Uzun bir yürüyüş sonrası filmin en iyi sahnelerinden biri olan flört sahnesi başlıyor. Yönetmen, Wong Kar-wai’nin In The Mood For Love’da yaptığı gibi cinsellik olmadan hüzünlü ve naif bir aşk betimlemesi yapıyor. Aralarındaki temel fark ise Trier’in üslubunun daha akıcı ve gerçekçi olması. Bir partide, bir odada iki insan göz göze geliyor ve aralarında fark edilmeyen gizli bir dünya kuruluyor, yeni bir boyuta geçiyorlar ve akıllardan uzun süre çıkmayacak bir flört sahnesi izlemiş oluyoruz.

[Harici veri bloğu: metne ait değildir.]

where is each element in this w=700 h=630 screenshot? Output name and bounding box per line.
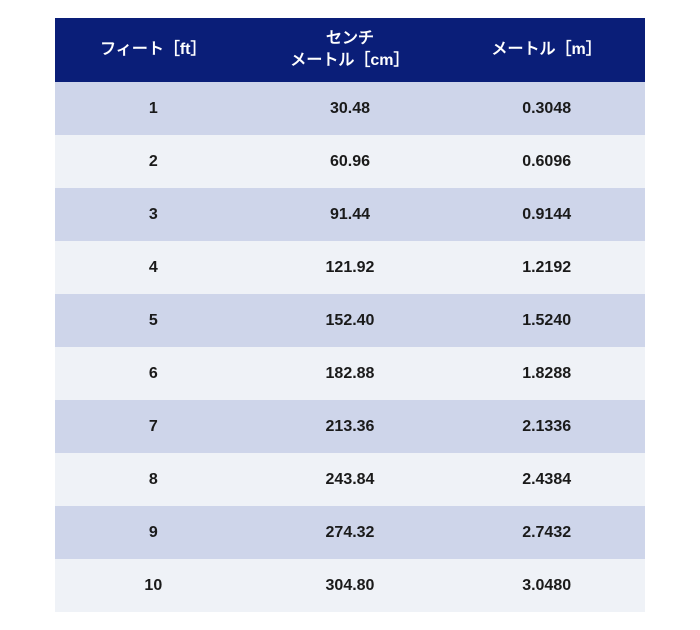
table-cell: 243.84 bbox=[252, 453, 449, 506]
table-cell: 91.44 bbox=[252, 188, 449, 241]
table-row: 9274.322.7432 bbox=[55, 506, 645, 559]
table-row: 260.960.6096 bbox=[55, 135, 645, 188]
table-cell: 9 bbox=[55, 506, 252, 559]
table-cell: 8 bbox=[55, 453, 252, 506]
header-m: メートル［m］ bbox=[448, 18, 645, 83]
header-feet-line1: フィート［ft］ bbox=[63, 39, 244, 61]
table-cell: 304.80 bbox=[252, 559, 449, 612]
header-cm-line1: センチ bbox=[260, 28, 441, 50]
table-row: 4121.921.2192 bbox=[55, 241, 645, 294]
table-cell: 274.32 bbox=[252, 506, 449, 559]
conversion-table: フィート［ft］ センチ メートル［cm］ メートル［m］ 130.480.30… bbox=[55, 18, 645, 613]
table-cell: 2.1336 bbox=[448, 400, 645, 453]
header-row: フィート［ft］ センチ メートル［cm］ メートル［m］ bbox=[55, 18, 645, 83]
table-row: 8243.842.4384 bbox=[55, 453, 645, 506]
table-cell: 6 bbox=[55, 347, 252, 400]
table-cell: 7 bbox=[55, 400, 252, 453]
table-cell: 2.4384 bbox=[448, 453, 645, 506]
table-cell: 60.96 bbox=[252, 135, 449, 188]
table-cell: 2.7432 bbox=[448, 506, 645, 559]
table-row: 7213.362.1336 bbox=[55, 400, 645, 453]
header-cm-line2: メートル［cm］ bbox=[260, 50, 441, 72]
table-row: 10304.803.0480 bbox=[55, 559, 645, 612]
conversion-table-wrapper: フィート［ft］ センチ メートル［cm］ メートル［m］ 130.480.30… bbox=[55, 18, 645, 613]
header-cm: センチ メートル［cm］ bbox=[252, 18, 449, 83]
table-cell: 152.40 bbox=[252, 294, 449, 347]
table-cell: 10 bbox=[55, 559, 252, 612]
table-cell: 4 bbox=[55, 241, 252, 294]
table-cell: 2 bbox=[55, 135, 252, 188]
table-cell: 3 bbox=[55, 188, 252, 241]
table-row: 391.440.9144 bbox=[55, 188, 645, 241]
table-body: 130.480.3048260.960.6096391.440.91444121… bbox=[55, 82, 645, 612]
table-cell: 30.48 bbox=[252, 82, 449, 135]
table-cell: 213.36 bbox=[252, 400, 449, 453]
table-row: 5152.401.5240 bbox=[55, 294, 645, 347]
table-cell: 1 bbox=[55, 82, 252, 135]
table-cell: 1.5240 bbox=[448, 294, 645, 347]
table-cell: 182.88 bbox=[252, 347, 449, 400]
table-cell: 0.9144 bbox=[448, 188, 645, 241]
table-cell: 5 bbox=[55, 294, 252, 347]
table-cell: 3.0480 bbox=[448, 559, 645, 612]
header-feet: フィート［ft］ bbox=[55, 18, 252, 83]
table-row: 6182.881.8288 bbox=[55, 347, 645, 400]
table-cell: 1.8288 bbox=[448, 347, 645, 400]
table-cell: 1.2192 bbox=[448, 241, 645, 294]
header-m-line1: メートル［m］ bbox=[456, 39, 637, 61]
table-cell: 121.92 bbox=[252, 241, 449, 294]
table-cell: 0.6096 bbox=[448, 135, 645, 188]
table-header: フィート［ft］ センチ メートル［cm］ メートル［m］ bbox=[55, 18, 645, 83]
table-cell: 0.3048 bbox=[448, 82, 645, 135]
table-row: 130.480.3048 bbox=[55, 82, 645, 135]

Rutin hayatlarına dönüp onlarca gün harcadıktan sonra bir sabah, zaman Julie ve Eivind hariç herkes için duruyor, Tanpınar’ın deyimiyle:
“Ne içindeyim zamanın,
Ne de büsbütün dışında
Yekpare geniş bir anın
Parçalanmaz akışında"
Tutkularının peşinden giden ve risk alan, yani kısacası hayatının tüm sorumluluğunun kendi ellerinde olduğunu derinden hisseden Julie, inanılmaz güzel birkaç ay geçirdikten sonra bir gün, tesadüfen eski erkek arkadaşı Aksel’in kanser olduğunu öğreniyor. Trier, bu bölümde birkaç sürreal sahne harici, Julie’nin bir Uşak halısı üzerine düşmesi ve çizgi film karakterleriyle sohbet etmesi gibi, ayakları yere basan olaylar dizisi sunuyor. Yaptığı seçimlerin bedelini ödeyen kararsız kahramanımız, Aksel’in fotoğraflarını çekerek onu ölümsüzleştirme çabasına giriyor ancak Aksel ölümsüz olmak değil yalnızca hayatına devam etmek istiyor.
Kimi insanların toplum beklentilerinin dışına çıkan bir yaşam süreceği ve tüm yaşamları boyunca sanata hizmet edeceği, sanki onlar henüz doğarken belirlenmiş de bu doğrultuda yaşam sürüyorlar gibi. Rodin, tüm gün mermerin içindeki cevheri ortaya çıkarmak için çalışmasaydı, Picasso binlerce resim ile atölyesini doldurmasaydı, Truffaut hayatını sinemaya adamasaydı bugün bu tarz filmlere sahip olamazdık. Julie de hüzünle Eivind ve onun mutlu ailesine, sahip olduğu çocuklara bakarken ve aynı günün akşamında fotoğraf düzenlerken neler düşünüyordu acaba diye merak ediyorum.
Sanatçıların kaderi yalnızlık ve ömürleri boyunca eksik bir şeyi aramak değil de nedir?